The Frame Problem#

In brief#

The frame problem is the challenge of knowing and modeling the relevant features and context of situations, and getting an agent to act on those without consideration all the irrelevant facts as well.

More in Detail#

The frame problem originated with McCarthy and Hayes[1] back in the sixties, but it has been appropriated many times over. The frame problem, as described by McCarthy and Hayes, was mostly about representationalism. They wondered how we could describe an update function such that it does not require a multitude of unnecessary and unaffected statements. It was and is a poignant question. We could have an agent that is able of acting on certain parts of the world, say paint pieces of paper [2], but when we give it other actions, these actions may interact. How does the machine know that the moving said paper won’t also change its colour? In representationalism, it seemed to mean that we had to add a variety of statements that only worked in serious edge-cases.

The frame problem as philosophers appropriated it was about generalized action. How does an agent keep a faithful representation of the world, after it has acted [3]? Such an agent would need to have a kind of update function that does not require going over all the superfluous statements [4]. Fodor [5] posited it as Hamlet’s problem: How does an agent know when to stop thinking?

The frame problem these days is sometimes regarded as the general relevance problem, not being limited to representationalism but going into connectionism as well [6]. In this case, the inheritance of the frame problem for connectionism entails the follow: how does an agent know which data is considered to be relevant to the situation? The problem for connectionists approaches is not that input needs to exert influence on the system, but rather that it produces the correct influence to preserve relevance.

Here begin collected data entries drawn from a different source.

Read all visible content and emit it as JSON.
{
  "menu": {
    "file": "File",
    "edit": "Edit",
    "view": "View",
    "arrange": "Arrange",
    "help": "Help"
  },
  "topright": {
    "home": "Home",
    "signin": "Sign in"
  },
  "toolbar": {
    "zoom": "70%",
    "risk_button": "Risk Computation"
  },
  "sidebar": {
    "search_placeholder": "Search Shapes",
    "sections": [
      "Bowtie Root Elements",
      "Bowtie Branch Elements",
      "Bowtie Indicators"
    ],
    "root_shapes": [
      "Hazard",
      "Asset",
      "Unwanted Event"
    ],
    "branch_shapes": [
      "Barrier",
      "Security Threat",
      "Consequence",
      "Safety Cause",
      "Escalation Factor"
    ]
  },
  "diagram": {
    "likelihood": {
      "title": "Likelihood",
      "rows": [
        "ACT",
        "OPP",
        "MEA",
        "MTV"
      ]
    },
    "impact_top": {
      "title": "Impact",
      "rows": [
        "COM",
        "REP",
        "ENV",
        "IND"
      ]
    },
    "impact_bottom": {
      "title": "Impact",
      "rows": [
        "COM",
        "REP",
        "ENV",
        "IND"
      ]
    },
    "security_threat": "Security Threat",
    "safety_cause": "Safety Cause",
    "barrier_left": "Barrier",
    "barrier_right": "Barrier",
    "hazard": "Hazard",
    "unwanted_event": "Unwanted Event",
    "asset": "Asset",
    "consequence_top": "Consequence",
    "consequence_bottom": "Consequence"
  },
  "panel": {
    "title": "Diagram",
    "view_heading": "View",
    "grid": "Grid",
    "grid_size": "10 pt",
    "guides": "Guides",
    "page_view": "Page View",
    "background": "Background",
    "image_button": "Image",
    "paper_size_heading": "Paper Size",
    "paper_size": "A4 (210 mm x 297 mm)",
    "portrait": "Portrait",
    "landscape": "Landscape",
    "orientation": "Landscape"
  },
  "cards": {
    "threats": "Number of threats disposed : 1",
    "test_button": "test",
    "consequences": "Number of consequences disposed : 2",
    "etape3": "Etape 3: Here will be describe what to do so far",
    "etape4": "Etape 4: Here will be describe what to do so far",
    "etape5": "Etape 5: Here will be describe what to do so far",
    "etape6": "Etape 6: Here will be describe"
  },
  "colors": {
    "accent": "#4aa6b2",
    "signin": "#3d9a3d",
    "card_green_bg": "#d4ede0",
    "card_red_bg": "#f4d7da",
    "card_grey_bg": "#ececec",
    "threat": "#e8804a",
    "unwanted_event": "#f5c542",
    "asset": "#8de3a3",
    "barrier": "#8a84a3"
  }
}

This is where one can see problems for accountability on the horizon. In situations where agents have to act, we require that they indeed make the correct inferences given a certain context, have the correct update function, and produce the correct influence. All of these require that the agent understands the context at hand and is able to make the correct inferences such that the relevant action is achieved.

However, that is easier said than done. The task of the agent’s designer is finding a way that all these relevant inferences can be incorporated into the agent. For if they don’t then we introduce a gap. The model of the agent, their capacity for action, and the world will result in an agent that acts while missing (relevant) inferences. This can thus end up harming people or misaligning with human intention. The obvious examples are those of harmful classifications - Google for example had a problem with the classification of Gorilla’s[7].

The question of the frame problem for accountability is not how to solve the frame problem, as that seems to require solving a variety of tractability question and understanding the relation between agent and the world such that relevancy can be aptly captured. Rather, the designer should be aware of its own limitation and the limitations of the model that is housed within the agent. Meaning that accountability has a social aspect of explaining the necessary limits of the system or boxing possible actions of the agents such that these limits are acceptable in their scope.

Bibliography#

1

John McCarthy and Patrick J Hayes. Some philosophical problems from the standpoint of artificial intelligence. In Readings in artificial intelligence, pages 431–450. Elsevier, 1981.

2

Murray Shanahan. The Frame Problem. In Edward N. Zalta, editor, The Stanford Encyclopedia of Philosophy. Metaphysics Research Lab, Stanford University, Spring 2016 edition, 2016.

3

Daniel C Dennett. Cognitive wheels: the frame problem of ai. Minds, machines and evolution, pages 129–151, 1984.

4

Drew McDermott. Ai, logic, and the frame problem. In The frame problem in artificial intelligence, pages 105–118. Elsevier, 1987.

5

Jerry A Fodor. Modules, frames, fridgeons, sleeping dogs, and the music of the spheres. In Jay L Garfield, editor, Modularity in Knowledge Representation and Natural-Language Understanding, chapter 1. The MIT Press, Cambridge, 1987.

6

Richard Samuels. Classical computationalism and the many problems of cognitive relevance. Studies in History and Philosophy of Science Part A, 41(3):280–293, 2010.

7

Ludovic Righetti, Raj Madhavan, and Raja Chatila. Unintended consequences of biased robotic and artificial intelligence systems [ethical, legal, and societal issues]. IEEE Robotics & Automation Magazine, 26(3):11–13, 2019.